VLIW made sense when Intel wanted to win the FP-heavy workstation market. But while it was in development, integer-heavy web workloads became dominant and that was basically the ballgame.

johndoe0815

8 hours ago

The world would be much nicer if we still had new Alpha CPUs. It was intended to be a CPU architecture that lasts 25 years and Digital intended the architecture to support a 1000x increase in performance during that time.

Now we have RISC-V reinventing the wheel. Not the worst outcome, but we could have had it so much better...

aardvark179

6 hours ago

Much as some aspects of the Alpha were great its weak memory model would have resulted in even more concurrency issues than we have now, and way more explicit fences.

ahoka

8 hours ago

It couldn't even handle unaligned access in it’s original form. Surely an architecture to last for 25 years.

fredoralive

7 hours ago

Not handling unaligned access gracefully is a classic RISC "feature", as part of the general simplification of a processor to its basics. I'm not sure if it's really an Alpha specific thing. Plus they added some instructions to ease the pain in 1996.

The main issue people tend to bring up with Alpha is the very loose memory model, of the "things happen, but different processors may not really agree on the order they happened in" type of thing (plus, isn't it rude to want to know what other cores have in their cache?). Which would be a pain in our modern multicore world.

Of course we don't know how things would've evolved over time, ARM (at least on big cores[1]) shifted towards the forgiving model for unaligned access, it's possible over time Alpha would've similarly moved to a more forgiving environment for low level programmers.

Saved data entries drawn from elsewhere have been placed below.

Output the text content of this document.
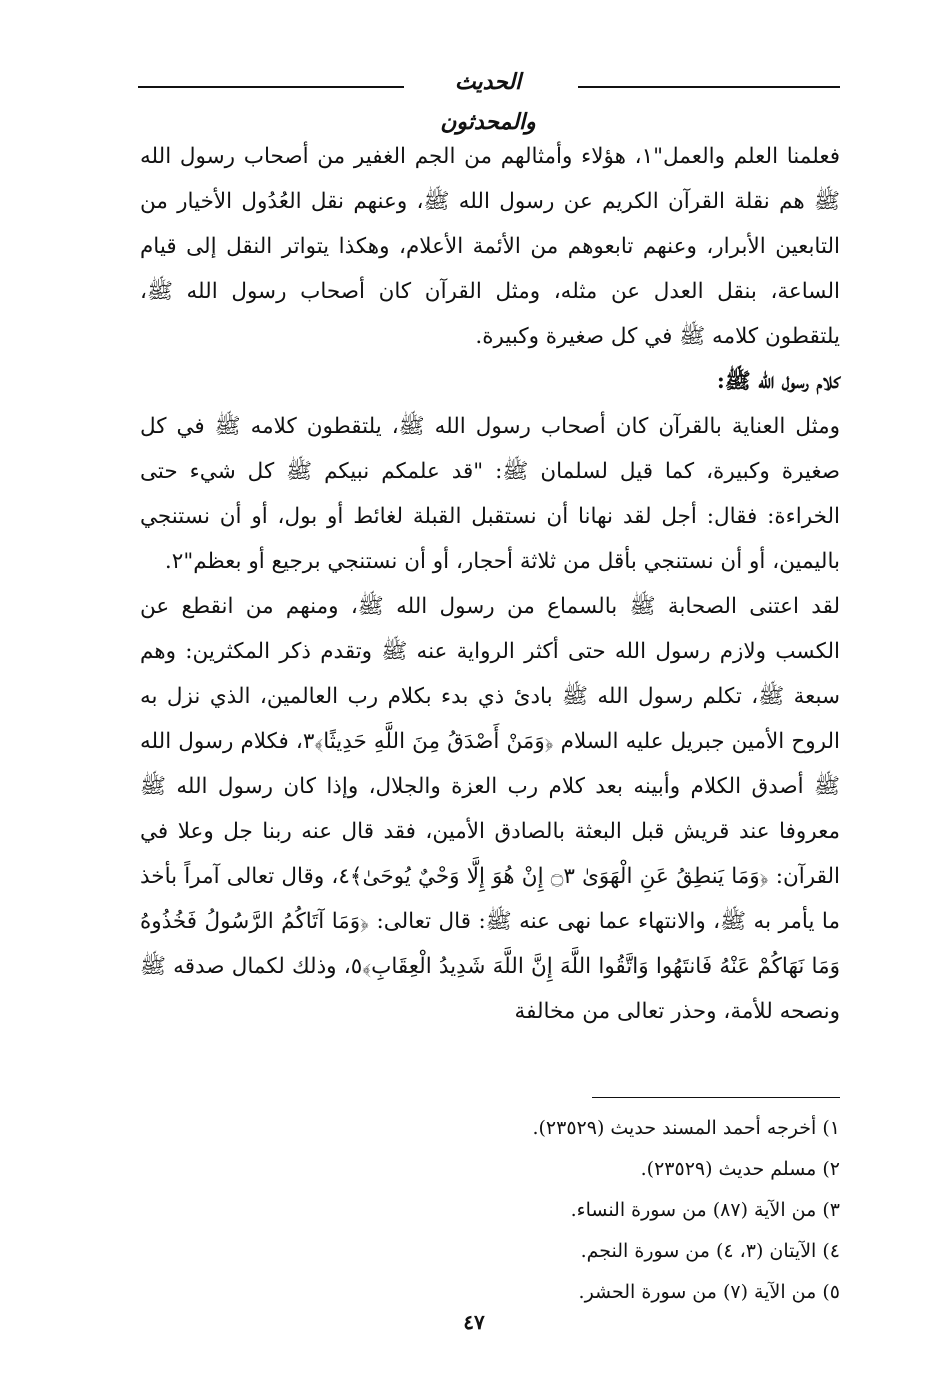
الحديث والمحدثون

فعلمنا العلم والعمل"١، هؤلاء وأمثالهم من الجم الغفير من أصحاب رسول الله ﷺ هم نقلة القرآن الكريم عن رسول الله ﷺ، وعنهم نقل العُدُول الأخيار من التابعين الأبرار، وعنهم تابعوهم من الأئمة الأعلام، وهكذا يتواتر النقل إلى قيام الساعة، بنقل العدل عن مثله، ومثل القرآن كان أصحاب رسول الله ﷺ، يلتقطون كلامه ﷺ في كل صغيرة وكبيرة.

كلام رسول الله ﷺ:

ومثل العناية بالقرآن كان أصحاب رسول الله ﷺ، يلتقطون كلامه ﷺ في كل صغيرة وكبيرة، كما قيل لسلمان ﷺ: "قد علمكم نبيكم ﷺ كل شيء حتى الخراءة: فقال: أجل لقد نهانا أن نستقبل القبلة لغائط أو بول، أو أن نستنجي باليمين، أو أن نستنجي بأقل من ثلاثة أحجار، أو أن نستنجي برجيع أو بعظم"٢.

لقد اعتنى الصحابة ﷺ بالسماع من رسول الله ﷺ، ومنهم من انقطع عن الكسب ولازم رسول الله حتى أكثر الرواية عنه ﷺ وتقدم ذكر المكثرين: وهم سبعة ﷺ، تكلم رسول الله ﷺ بادئ ذي بدء بكلام رب العالمين، الذي نزل به الروح الأمين جبريل عليه السلام ﴿وَمَنْ أَصْدَقُ مِنَ اللَّهِ حَدِيثًا﴾٣، فكلام رسول الله ﷺ أصدق الكلام وأبينه بعد كلام رب العزة والجلال، وإذا كان رسول الله ﷺ معروفا عند قريش قبل البعثة بالصادق الأمين، فقد قال عنه ربنا جل وعلا في القرآن: ﴿وَمَا يَنطِقُ عَنِ الْهَوَىٰ ۝٣ إِنْ هُوَ إِلَّا وَحْيٌ يُوحَىٰ﴾٤، وقال تعالى آمراً بأخذ ما يأمر به ﷺ، والانتهاء عما نهى عنه ﷺ: قال تعالى: ﴿وَمَا آتَاكُمُ الرَّسُولُ فَخُذُوهُ وَمَا نَهَاكُمْ عَنْهُ فَانتَهُوا وَاتَّقُوا اللَّهَ إِنَّ اللَّهَ شَدِيدُ الْعِقَابِ﴾٥، وذلك لكمال صدقه ﷺ ونصحه للأمة، وحذر تعالى من مخالفة

١) أخرجه أحمد المسند حديث (٢٣٥٢٩).
٢) مسلم حديث (٢٣٥٢٩).
٣) من الآية (٨٧) من سورة النساء.
٤) الآيتان (٣، ٤) من سورة النجم.
٥) من الآية (٧) من سورة الحشر.
٤٧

[1] On embedded stuff, you're going to the Hardfault handler.

dfox

7 hours ago

BWX does not help with unaligned accesses, but solves the fact that original Alpha did not even have instructions for memory accesses smaller than word. Which kind of becomes an issue when you start building the systems on PC-like hardware (another related “feature” is that EV5 does not have equivalent to MTRRs, but dealing with the weirdness of VGA framebuffer accesses is part of the architecture specification by means of hardcoded uncached memory region).

fredoralive

7 hours ago

TBH, I'm not an expert on Alpha, and wow, as an embedded programmer by trade, that's really wacky way of handling memory access. I guess it made more sense in the minicomputer world where you control the whole stack, but as a more general purpose architecture its well, not the greatest is it.

dfox

5 hours ago

There is a lot of good things to be said about Alpha and it is probably the most RISC of all 90's RISC ISAs, but the actual hardware is full of weirdness and all the real CPUs were deeply pipelined OoO designs (think Intel NetBurst) that prioritized high clock rates and huge straight-line throughput above all else (which is also why that ran really hot and could not be really scaled down for embedded use). Taking good ideas from that while discarding the “speed-demon” design is a part of why AMD become relevant again in 00's with amd64 cementing that position (but well, AMD K7 is very much Alpha-related design, to the extent that the chipsets are interchangeable between K7 and EV6. The interesting part of that is that these CPUs do not have FSB in the “bus” sense, but there is a point-to-point link between CPU and chipset).

fredoralive

5 hours ago

AMD using an Alpha bus for early Athlons feels like a weird lost opportunity. Cheap x86 aimed motherboards that can run also run Alpha chips with Windows 2000 + FX!32 for compatibility, it might’ve had a chance to shine, albeit a slight chance. Sadly by then Compaq had already boarded the Itanic…

formerly_proven

7 hours ago

Alpha had a super loosy-goosy memory model because iirc the cache size they wanted couldn’t be built with the performance they needed on the process they had, so they made it from two wholly independent cache banks, both serving the same core through a shared queue.

formerly_proven

7 hours ago

DEC designed StrongARM pretty much immediately after Alpha shipped because Alpha chips ran hot as frick and DEC engineers didn’t see a path to low-power Alpha.

jcranmer

7 hours ago

The Itanium architecture is a weird weird architecture. It's not weird in the sense of Alpha's weirdness (e.g., the super weak memory model), which can be fairly easily compensated for, but it's weird in several ways that make me just stare at the manual and go "how are you supposed to write a compiler for this?" It's something that requires a sufficiently smart compiler to get good performance, while at the same time so designed as to make writing that sufficiently smart compiler effectively compiled.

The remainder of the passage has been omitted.